It seems like a lifetime ago when I would write--almost daily. My day wasn't complete until I sat down and shared some introspection with the world. It was so important to me, to my identity as an invisible at-home parent. It mattered. When I wrote I wasn't invisible anymore. I would sit bleary-eyed at the computer until late at night when the only sound was the tapping of my fingers against the keyboard and the ticking of the Einstein clock above my head.
Then my kid needed surgery--yet again. I could barely write. I could barely sleep. I could barely eat. Those are all bad things for a parent. Those are all really bad things for a pregnant parent.
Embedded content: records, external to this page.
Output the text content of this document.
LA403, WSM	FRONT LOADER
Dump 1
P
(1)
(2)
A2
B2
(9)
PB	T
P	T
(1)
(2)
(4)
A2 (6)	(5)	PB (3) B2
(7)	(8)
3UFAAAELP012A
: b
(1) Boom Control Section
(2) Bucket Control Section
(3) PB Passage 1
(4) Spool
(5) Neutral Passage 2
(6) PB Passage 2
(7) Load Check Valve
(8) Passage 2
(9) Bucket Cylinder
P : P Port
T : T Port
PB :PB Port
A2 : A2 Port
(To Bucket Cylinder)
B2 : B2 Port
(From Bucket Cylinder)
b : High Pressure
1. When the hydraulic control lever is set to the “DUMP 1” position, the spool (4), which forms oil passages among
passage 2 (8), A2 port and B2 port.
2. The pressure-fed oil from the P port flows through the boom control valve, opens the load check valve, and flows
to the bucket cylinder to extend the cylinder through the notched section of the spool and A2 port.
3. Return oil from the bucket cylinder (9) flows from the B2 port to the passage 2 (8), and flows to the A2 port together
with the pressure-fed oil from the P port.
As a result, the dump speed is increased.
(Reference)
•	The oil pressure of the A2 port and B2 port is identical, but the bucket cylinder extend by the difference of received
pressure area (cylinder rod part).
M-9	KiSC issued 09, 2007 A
Now we're on the other side of that harrowing experience, and I'm trying to remember who I am, who I was before we went into that storm. And it seems that I've come out a different person. I'm not just a woman or a mother or caretaker or a friend or a wife. I'm someone who watched my son nearly die. I'm someone who cried for hours every day. I'm someone who felt pain so deeply that it hurt to eat, to drink, to wait, to breathe. I watched my son crawl back from the edge. I watched the staff draw blood from his neck, rip tubes from his chest, be so weak that he didn't have the strength to hold up his head or lift his arms. He wouldn't look at us, talk to us, ask us for help or tell us when he was hurt. He wouldn't smile or laugh. He barely cried. He was stoic. He was sad. And there was so little we could do besides be there with him and try to comfort him. During those five-and-a-half weeks his body was transformed. After surgery, he was swollen, so bloated. Then he started to disintegrate, losing nearly 20 percent of his body weight. And now he's so small, so skinny, so boney, so different. He has been cut and poked on every part of his body. He has scars on his arms and legs and wrists and chest and stomach and neck.
I was scared to feel optimistic. I was afraid to love him completely, as if my body was trying to shield itself from more hurt, from what seemed inevitable. So many times my brain was trying to capture the essence of what we were going through. Even when it seemed that things were getting better, they often got worse again. My mind kept focusing on life after death. I'd always thought about those words as if it was for the person who had died. The journey they would take after they died. But those words seemed to take on a new life during those weeks. My mind was thinking about my life, my husband's life, my unborn child's life after the death of my son.
We are so grateful that we have him home now, even if he is smaller than before. He's alive and we have been given the gift of getting to know him more as he grows. Writing no longer sustains me. Those weeks in the hospital were so raw, so physical, so present. My writing is so abstract, so sedentary, so transparent, so insignificant.